On alléguera que ce triomphe éphémère est d’imagination, de subjectivité. Qu’est-ce donc qui a fait la force passagère des théologies, sinon des satisfactions, uniformément subjectives, au profit de qui peut prendre d’incohérentes chimères pour des formes d’objectivité ? Qu’est-ce que cette subjectivité même, sinon une forme de l’objectivité générale du Cosmos ? Distinguons pour mieux connaître, mais rejoignons pour synthétiser. Au fond, il n’y a dans le monde qu’un phénomène d’infini dont l’homme représente l’aspect d’un moment. Qu’en un battement d’horloge, il paraisse dominateur ou dominé, qu’est-ce que cela peut changer de la double fortune de naître et de mourir ? Et comment s’en plaindre, si des compositions inexprimables nous ont assigné, dans une tourmente de connaissances et de rêves, un éblouissement de surhumanité ?
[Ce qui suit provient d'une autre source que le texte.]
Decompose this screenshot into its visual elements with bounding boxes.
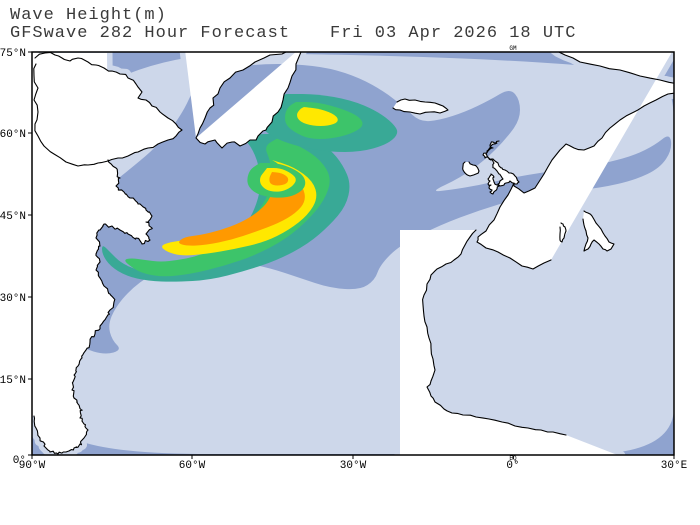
svg-text:30°N: 30°N <box>0 293 26 305</box>
svg-text:30°W: 30°W <box>340 460 367 472</box>
svg-text:60°N: 60°N <box>0 129 26 141</box>
svg-text:45°N: 45°N <box>0 211 26 223</box>
svg-text:EQ: EQ <box>509 455 517 462</box>
svg-text:60°W: 60°W <box>179 460 206 472</box>
svg-text:30°E: 30°E <box>661 460 688 472</box>
svg-text:GM: GM <box>509 45 517 52</box>
svg-text:75°N: 75°N <box>0 48 26 60</box>
svg-text:90°W: 90°W <box>19 460 46 472</box>
svg-text:15°N: 15°N <box>0 375 26 387</box>
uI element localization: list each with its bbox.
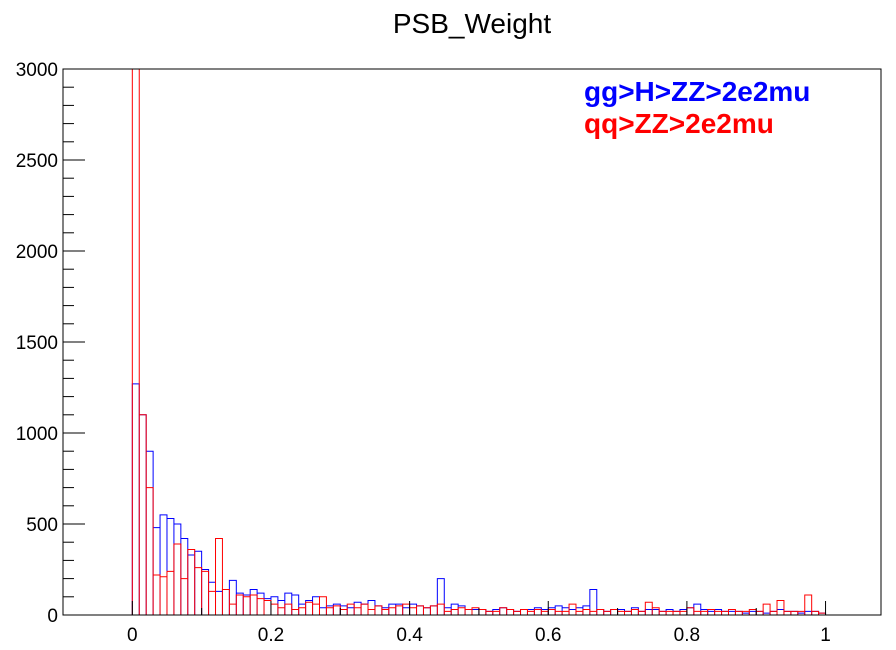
y-tick-label: 1000 (16, 424, 58, 445)
y-tick-label: 500 (26, 515, 58, 536)
y-tick-label: 3000 (16, 60, 58, 81)
x-tick-label: 0 (127, 625, 138, 646)
y-tick-label: 0 (47, 606, 58, 627)
axis-layer: 0 0.2 0.4 0.6 0.8 1 0 500 1000 1500 2000 2500 3000 (16, 60, 831, 646)
legend-entry-background: qq>ZZ>2e2mu (584, 108, 774, 139)
y-tick-label: 2000 (16, 242, 58, 263)
chart-title: PSB_Weight (393, 8, 551, 39)
x-tick-label: 0.6 (535, 625, 561, 646)
x-tick-label: 0.2 (258, 625, 284, 646)
x-tick-label: 0.4 (396, 625, 423, 646)
legend: gg>H>ZZ>2e2mu qq>ZZ>2e2mu (584, 76, 810, 139)
y-tick-label: 1500 (16, 333, 58, 354)
x-tick-label: 0.8 (674, 625, 700, 646)
legend-entry-signal: gg>H>ZZ>2e2mu (584, 76, 810, 107)
x-tick-label: 1 (820, 625, 831, 646)
y-tick-label: 2500 (16, 151, 58, 172)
J’ai essayé de montrer quelques-uns des dessous, des dedans, des dehors du drame immense où nous faisons tout à la fois figures de protagonistes et de spectateurs. J’aurais perdu mon temps à en vouloir embrasser l’action dans son ensemble qui est d’éternelle infinité. J’ai tenté d’éclairer des aspects en projetant, sur quelques scènes, la lumière, telle quelle, de mon modeste réflecteur. Ainsi ont fait superbement des maîtres des temps passés, ainsi feront, mieux encore, les maîtres des temps à venir.